A integração de inteligência artificial às redes de acesso rádio (RAN) está ganhando força e deve movimentar mais de US$ 10 bilhões até 2029, segundo o mais recente relatório da consultoria Dell’Oro Group. A projeção representa cerca de um terço do mercado total de RAN, impulsionado especialmente pelas aplicações iniciais em redes 5G e arquiteturas do tipo D-RAN (Distributed RAN).
Apesar do avanço, o foco das operadoras com o AI-RAN não está na geração imediata de novas receitas, mas na eficiência operacional, redução de custos e aumento de desempenho. “Há um consenso de que o AI-RAN pode melhorar a experiência do usuário, otimizar o desempenho da rede e reduzir o consumo de energia – aspectos críticos para a jornada de automação mais ampla das operadoras”, explicou Stefan Pongratz, VP e analista principal da Dell’Oro.
Eficiência sim, lucro imediato não
A expectativa inicial de que o AI-RAN poderia transformar o modelo de receitas das operadoras já foi ajustada. Segundo Pongratz, há ceticismo quanto à capacidade da tecnologia de reverter a estagnação observada nas receitas das operadoras durante os ciclos do 4G e do 5G. A prioridade agora é investir no que pode ser controlado: melhorar a performance da rede e reduzir despesas operacionais (OPEX).

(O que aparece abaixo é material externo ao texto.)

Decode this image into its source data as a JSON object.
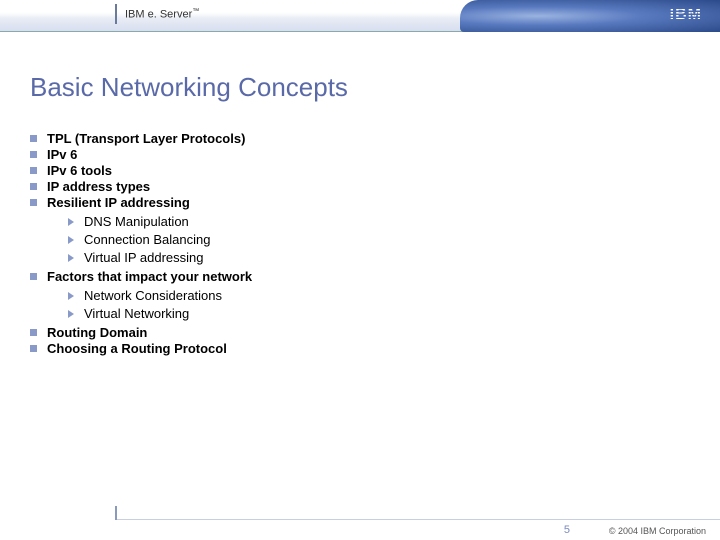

“AI-RAN não é uma alavanca de crescimento, mas uma ferramenta necessária para aumentar eficiência”, destacou o executivo. A adoção da tecnologia está focada em funções como ativação/desativação preditiva de funcionalidades MIMO para economia de energia e uso inteligente da infraestrutura já instalada.
Vantagem competitiva para fornecedores estabelecidos
O relatório aponta que os principais fornecedores de RAN – responsáveis por 95% da receita global do setor em 2024 – estão bem posicionados para liderar essa transformação, graças à possibilidade de aplicar upgrades com IA nos equipamentos de rádio e baseband já existentes.
A AI-RAN Alliance, iniciativa global criada para impulsionar o ecossistema em torno do uso de inteligência artificial nas redes móveis, passou de 11 membros fundadores para quase 100 em apenas 12 meses. Entre os integrantes estão gigantes como Samsung, SoftBank, Nokia e Vodafone. A expectativa é que a consolidação desse ecossistema possa futuramente abrir novas oportunidades de monetização – embora, no curto prazo, o AI-RAN seja visto mais como um passo estratégico do que uma fonte direta de receita.
Com a maturação da tecnologia e a ampliação da adoção de soluções baseadas em IA para automação de redes, a tendência é que o AI-RAN se torne um pilar central das redes móveis inteligentes. A médio e longo prazo, essa transformação pode representar um diferencial competitivo significativo para operadoras que buscam eficiência energética, escalabilidade e agilidade operacional em um cenário de crescente demanda por conectividade.
O que é AI-RAN?
No contexto da arquitetura de redes, AI-RAN (Artificial Intelligence for Radio Access Network) se refere ao uso de tecnologias de inteligência artificial automatizada dentro da rede de acesso rádio (RAN), uma das camadas mais críticas das redes móveis.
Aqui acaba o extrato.